McCaleb smiled slightly and looked down at the worn green carpet.

“I’ll get you the water anyway, but then I’ll leave you alone.”

“Thanks, Mrs. Cordell.”

“Call me Amelia.”

“Amelia.”

McCaleb spent the next half hour going through the drawers and the paperwork on top of the desk. He worked quickly, knowing that the package from Carruthers was probably waiting for him in his postal box in the harbormaster’s office.

At the desk McCaleb took some notes on the legal pad Amelia Cordell had already worked on, and he piled documents and credit card records he wanted to take with him to study later.
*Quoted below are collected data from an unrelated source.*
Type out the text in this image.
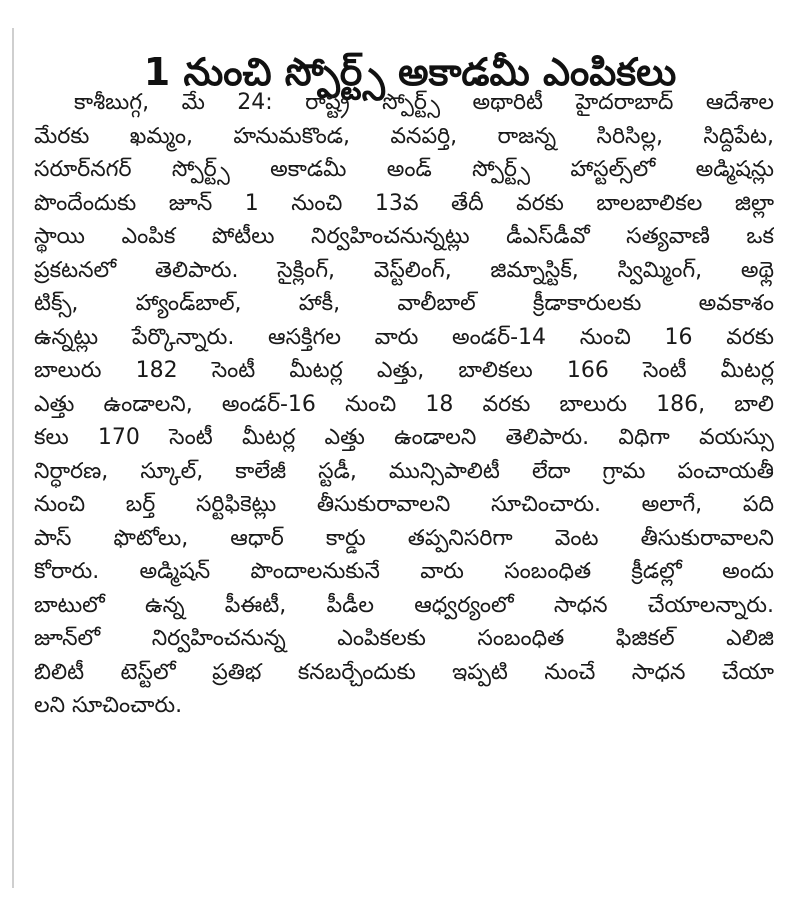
1 నుంచి స్పోర్ట్స్ అకాడమీ ఎంపికలు
కాశీబుగ్గ, మే 24: రాష్ట్ర స్పోర్ట్స్ అథారిటీ హైదరాబాద్ ఆదేశాల
మేరకు ఖమ్మం, హనుమకొండ, వనపర్తి, రాజన్న సిరిసిల్ల, సిద్దిపేట,
సరూర్‌నగర్ స్పోర్ట్స్ అకాడమీ అండ్ స్పోర్ట్స్ హాస్టల్స్‌లో అడ్మిషన్లు
పొందేందుకు జూన్ 1 నుంచి 13వ తేదీ వరకు బాలబాలికల జిల్లా
స్థాయి ఎంపిక పోటీలు నిర్వహించనున్నట్లు డీఎస్‌డీవో సత్యవాణి ఒక
ప్రకటనలో తెలిపారు. సైక్లింగ్, వెస్ట్‌లింగ్, జిమ్నాస్టిక్, స్విమ్మింగ్, అథ్లె
టిక్స్, హ్యాండ్‌బాల్, హాకీ, వాలీబాల్ క్రీడాకారులకు అవకాశం
ఉన్నట్లు పేర్కొన్నారు. ఆసక్తిగల వారు అండర్-14 నుంచి 16 వరకు
బాలురు 182 సెంటీ మీటర్ల ఎత్తు, బాలికలు 166 సెంటీ మీటర్ల
ఎత్తు ఉండాలని, అండర్-16 నుంచి 18 వరకు బాలురు 186, బాలి
కలు 170 సెంటీ మీటర్ల ఎత్తు ఉండాలని తెలిపారు. విధిగా వయస్సు
నిర్ధారణ, స్కూల్, కాలేజీ స్టడీ, మున్సిపాలిటీ లేదా గ్రామ పంచాయతీ
నుంచి బర్త్ సర్టిఫికెట్లు తీసుకురావాలని సూచించారు. అలాగే, పది
పాస్ ఫొటోలు, ఆధార్ కార్డు తప్పనిసరిగా వెంట తీసుకురావాలని
కోరారు. అడ్మిషన్ పొందాలనుకునే వారు సంబంధిత క్రీడల్లో అందు
బాటులో ఉన్న పీఈటీ, పీడీల ఆధ్వర్యంలో సాధన చేయాలన్నారు.
జూన్‌లో నిర్వహించనున్న ఎంపికలకు సంబంధిత ఫిజికల్ ఎలిజి
బిలిటీ టెస్ట్‌లో ప్రతిభ కనబర్చేందుకు ఇప్పటి నుంచే సాధన చేయా
లని సూచించారు.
He made an inventory list of the things he wanted to take so that Amelia Cordell would have a record.

The last drawer he went through was in one of the file cabinets. It was almost empty and had been used by Cordell as the place to file work, insurance and estate planning records. There was a thick file on medical insurance, with billing records dating back to the birth of his daughters and his own treatment for a broken leg. The billing address of one of his treating physicians was in Vail, Colorado, leading McCaleb to guess the bone had been broken in a skiing misadventure.